Former Uruguayan dictator Juan Maria Bordaberry dies

Former Uruguayan president-turned-dictator Juan Maria Bordaberry died July 17 at his home, where he was serving a 30-year sentence for killings and disappearances during his country’s war against subversives. He was 83.

Mr. Bordaberry had been suffering from breathing problems and other illnesses. His son, Sen. Pedro Bordaberry, confirmed his father’s death.

A wealthy conservative landowner, Mr. Bordaberry was elected president in 1971 during a chaotic time in Uruguay, when the democratic country was descending into political and economic upheaval. Wealthy elites and leftist Tupamaro guerrillas both saw armed revolution as a potential path to power.

Mr. Bordaberry called on the armed forces to crush the Tupamaros, and the military stalked top guerrillas efficiently and successfully, effectively dismantling the movement’s leadership in nine months.

But the military continued to grow in strength and influence. On June 27, 1973, tanks surrounded the legislative palace in Montevideo, the capital. Mr. Bordaberry signed off on a “soft” coup that allowed him to keep his title but transferred most of the government’s power to a “security council” run by the army, air force and navy.

Former Uruguayan dictator Juan Maria Bordaberry, waves to people who were yelling "assassin" at him while he was leaving court in Montevideo in 2005. Bordaberry died July 17, 2011. (MIGUEL ROJO/AFP/GETTY IMAGES)

Capitulating to pressure from the military, Mr. Bordaberry also suspended the constitution and banned political parties. He ruled by decree for three years, until the generals ousted him as well in 1976.

Democracy wasn’t restored until 1985.

After being removed from power, Mr. Bordaberry lived quietly out of public view. As the dictatorship ended, Uruguay’s congress approved amnesties that protected both military figures and former guerrillas — including Uruguay’s current president, former Tupamaro leader Jose Mujica.

The amnesties, however, did not cover Mr. Bordaberry’s alleged role in the 1970s killings of four Uruguayans who had fled to Argentina.

Investigative judges linked Mr. Bordaberry to the 1976 abductions and killings of two prominent lawmakers who were seized from their homes in exile in Buenos Aires: leftist Sen. Zelmar Michelini and House leader Hector Gutierrez of the conservative National Party. Their bullet-riddled bodies and those of suspected Uruguayan guerrillas William Whitelaw and Rosario Barredo were found days later.

Human rights groups maintain they were killed as part of Operation Condor, a secret pact between South America’s dictatorships to eliminate political opponents who had fled to neighboring countries.

In 2006, a judge ordered Mr. Bordaberry arrested for those murders and for charges of especially aggravated homicide in the killings of 10 leftist detainees.

In February 2010, Mr. Bordaberry was sentenced to the maximum 30 years in prison for violating the constitution by leading the 1973 coup. He was serving the sentence at his home because of his health.

His family considered him to be a victim of political pressure from the Broad Front coalition of center-left parties, unions and social movements that has governed Uruguay since 2005.

His prosecution marked the beginning of efforts by the South American country of 3.5 million people to end impunity for those responsible for the disappearances and torture of hundreds of Uruguayans and the exile of thousands of dissidents. A peace commission found in 2003 that the dictatorship killed 175 leftist political activists, 26 of them in clandestine torture centers.

The Tupamaros also committed killings and other crimes after taking up arms in 1963 against democratically elected governments, and many of the guerrillas who weren’t killed served long prison terms. Mujica, for example, spent more than a decade behind bars.

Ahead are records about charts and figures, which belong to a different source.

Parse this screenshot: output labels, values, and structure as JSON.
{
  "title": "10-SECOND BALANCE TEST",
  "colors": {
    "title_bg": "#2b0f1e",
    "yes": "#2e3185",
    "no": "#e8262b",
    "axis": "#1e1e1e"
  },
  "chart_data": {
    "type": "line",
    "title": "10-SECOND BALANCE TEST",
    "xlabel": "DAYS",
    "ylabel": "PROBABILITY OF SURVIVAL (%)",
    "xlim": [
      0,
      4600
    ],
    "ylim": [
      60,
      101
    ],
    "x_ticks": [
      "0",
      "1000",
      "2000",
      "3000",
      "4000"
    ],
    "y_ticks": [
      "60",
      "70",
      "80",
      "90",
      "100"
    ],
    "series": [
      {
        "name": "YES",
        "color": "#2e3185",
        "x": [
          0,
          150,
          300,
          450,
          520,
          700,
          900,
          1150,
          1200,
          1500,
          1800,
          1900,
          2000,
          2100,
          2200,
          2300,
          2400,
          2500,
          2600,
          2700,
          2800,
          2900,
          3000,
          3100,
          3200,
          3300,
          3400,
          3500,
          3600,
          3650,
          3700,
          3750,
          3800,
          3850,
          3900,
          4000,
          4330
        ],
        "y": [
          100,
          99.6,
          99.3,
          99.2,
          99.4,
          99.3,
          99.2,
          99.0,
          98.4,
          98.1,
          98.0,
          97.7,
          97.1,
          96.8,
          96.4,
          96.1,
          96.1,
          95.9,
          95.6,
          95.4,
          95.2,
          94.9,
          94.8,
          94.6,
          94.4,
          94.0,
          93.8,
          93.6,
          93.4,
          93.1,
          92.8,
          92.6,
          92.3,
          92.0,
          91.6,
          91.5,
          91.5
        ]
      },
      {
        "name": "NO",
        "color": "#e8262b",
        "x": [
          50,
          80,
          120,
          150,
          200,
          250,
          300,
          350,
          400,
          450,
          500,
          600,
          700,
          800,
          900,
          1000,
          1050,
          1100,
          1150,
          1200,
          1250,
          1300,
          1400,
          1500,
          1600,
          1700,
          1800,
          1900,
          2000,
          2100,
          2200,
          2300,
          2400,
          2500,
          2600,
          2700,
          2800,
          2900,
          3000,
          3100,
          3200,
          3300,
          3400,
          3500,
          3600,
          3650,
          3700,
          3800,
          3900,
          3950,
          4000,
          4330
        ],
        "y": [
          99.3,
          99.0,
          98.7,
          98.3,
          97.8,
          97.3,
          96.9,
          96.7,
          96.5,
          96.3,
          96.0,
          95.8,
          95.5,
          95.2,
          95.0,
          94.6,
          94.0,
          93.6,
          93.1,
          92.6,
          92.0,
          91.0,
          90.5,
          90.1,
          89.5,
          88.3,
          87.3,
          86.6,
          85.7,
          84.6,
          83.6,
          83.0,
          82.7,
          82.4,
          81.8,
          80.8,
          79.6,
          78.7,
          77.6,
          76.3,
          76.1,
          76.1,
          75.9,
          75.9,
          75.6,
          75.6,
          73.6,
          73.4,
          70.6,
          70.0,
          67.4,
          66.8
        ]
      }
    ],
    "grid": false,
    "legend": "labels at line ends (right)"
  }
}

Juan Maria Bordaberry Arocena was born June 17, 1928, in Montevideo to parents of French-Basque heritage.

His father was a lawyer and senator who owned one of the country’s largest ranches. When he died, the younger Bordaberry dropped out of law school at the University of Montevideo to manage the family’s landholdings.

Mr. Bordaberry entered public life in the 1950s as soaring inflation and low beef and wool prices crippled Uruguay’s economy and its strong education, health and welfare programs.

He served on several prominent national agricultural boards before he was elected senator in 1962 on the National Party, or Blanco, ticket. Later, he switched to the Colorado Party, a mainstream party somewhat to the left of the Blancos.

He was named agriculture minister in 1969 and won the presidential race two years later.

Mr. Bordaberry’s conviction notwithstanding, Uruguay has largely avoided prosecutions on the scale of Argentina or Chile, where hundreds of former military and police officials have been tried for crimes against humanity.

Mr. Bordaberry was one of only two civilians to be jailed for dictatorship-era crimes. His foreign minister, Juan C. Blanco, was convicted of the murder of a woman who had taken refuge inside the Venezuelan Embassy.

The amnesties continue to be a subject of debate. Two plebiscites narrowly failed to overturn the military amnesty. An effort in congress to do the same failed by a single vote this year.

— Associated Press

Staff writer Emma Brown contributed to this report.